The SEC today announced a settlement with Darrel T. Uselton and his uncle, Jack E. Uselton, defendants in a case that the SEC brought back in 2007 that alleged a massive e-mail spam campaign to drive up the demand for low value stocks the two men owned. The case was noteworthy for at least two reasons.

First, the SEC was initially tipped off to the e-mail spam campaign when an attorney in the SEC's Division of Enforcement actually received one of the emails on their computer in August 2005. The e-mail had the subject line: "Experts are jumping all over this stock …" and seemed to be a scam. Shortly thereafter, the attorney received several more e-mails. The SEC opened an investigation and was able to identify the Useltons as the driving force behind the e-mails, and further determined and alleged that from May 2005 through December 2006, the Useltons generated proceeds of more than $4 million through their scheme that they carried out in the markets for penny stocks.

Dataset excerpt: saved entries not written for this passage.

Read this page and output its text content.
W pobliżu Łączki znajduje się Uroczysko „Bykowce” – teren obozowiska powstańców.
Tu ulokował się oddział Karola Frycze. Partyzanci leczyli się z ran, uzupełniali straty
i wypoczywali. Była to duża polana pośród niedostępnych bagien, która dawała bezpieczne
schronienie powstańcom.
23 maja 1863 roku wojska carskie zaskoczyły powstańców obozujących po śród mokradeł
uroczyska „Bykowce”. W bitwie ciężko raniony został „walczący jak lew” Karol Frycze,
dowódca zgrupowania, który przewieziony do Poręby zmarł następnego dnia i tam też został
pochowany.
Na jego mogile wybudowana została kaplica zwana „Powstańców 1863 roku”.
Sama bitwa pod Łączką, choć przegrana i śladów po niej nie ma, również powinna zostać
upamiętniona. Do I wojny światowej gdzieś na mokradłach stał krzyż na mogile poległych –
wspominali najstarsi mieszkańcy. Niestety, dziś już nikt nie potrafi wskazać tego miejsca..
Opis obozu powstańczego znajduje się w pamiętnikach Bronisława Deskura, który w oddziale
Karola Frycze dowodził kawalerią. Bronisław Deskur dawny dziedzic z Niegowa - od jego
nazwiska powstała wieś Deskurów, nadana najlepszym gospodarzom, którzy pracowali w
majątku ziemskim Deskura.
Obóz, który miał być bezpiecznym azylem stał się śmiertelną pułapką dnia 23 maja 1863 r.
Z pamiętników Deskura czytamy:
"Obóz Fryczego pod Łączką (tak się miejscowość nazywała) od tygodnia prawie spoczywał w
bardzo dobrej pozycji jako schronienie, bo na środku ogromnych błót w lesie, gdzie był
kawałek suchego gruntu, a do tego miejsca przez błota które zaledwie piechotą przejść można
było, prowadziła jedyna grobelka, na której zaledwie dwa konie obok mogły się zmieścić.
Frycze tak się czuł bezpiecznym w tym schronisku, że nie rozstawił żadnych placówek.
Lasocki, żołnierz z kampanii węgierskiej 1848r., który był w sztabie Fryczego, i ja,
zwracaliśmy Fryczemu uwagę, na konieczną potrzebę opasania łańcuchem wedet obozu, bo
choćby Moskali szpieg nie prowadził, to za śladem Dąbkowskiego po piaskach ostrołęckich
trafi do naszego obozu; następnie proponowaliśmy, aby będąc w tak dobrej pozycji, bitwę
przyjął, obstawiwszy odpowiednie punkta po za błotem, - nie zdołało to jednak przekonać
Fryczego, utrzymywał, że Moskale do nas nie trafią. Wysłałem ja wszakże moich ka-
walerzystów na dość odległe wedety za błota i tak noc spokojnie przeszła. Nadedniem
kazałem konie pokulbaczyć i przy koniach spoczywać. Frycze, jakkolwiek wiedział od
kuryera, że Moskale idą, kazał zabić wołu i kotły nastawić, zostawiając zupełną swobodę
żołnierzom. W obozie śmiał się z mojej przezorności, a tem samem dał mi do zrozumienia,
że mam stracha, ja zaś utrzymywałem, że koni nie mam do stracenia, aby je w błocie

Second, as discussed in detail in the SEC's 2007 Press Release about the case, the Useltons allegedly employed a particularly nasty-sounding technology that actually hijacked personal computers nationwide to disseminate millions of spam emails through so-called computer "botnets" or "proxy bot networks." These networks are comprised of personal computers that, unbeknownst to their owners, become infected with malicious viruses that forward spam or viruses to other computers on the Internet.

As former SEC Chairman Christopher Cox described it, the use of bots helped "spread investment spam at exponentially higher rates" and turned "victims' computers into zombies." Cox stated in 2007 that it is estimated that "up to one-quarter of all personal computers connected to the Internet are part of a botnet," and that there is a "thriving market in selling lists of compromised computers to hackers and spammers."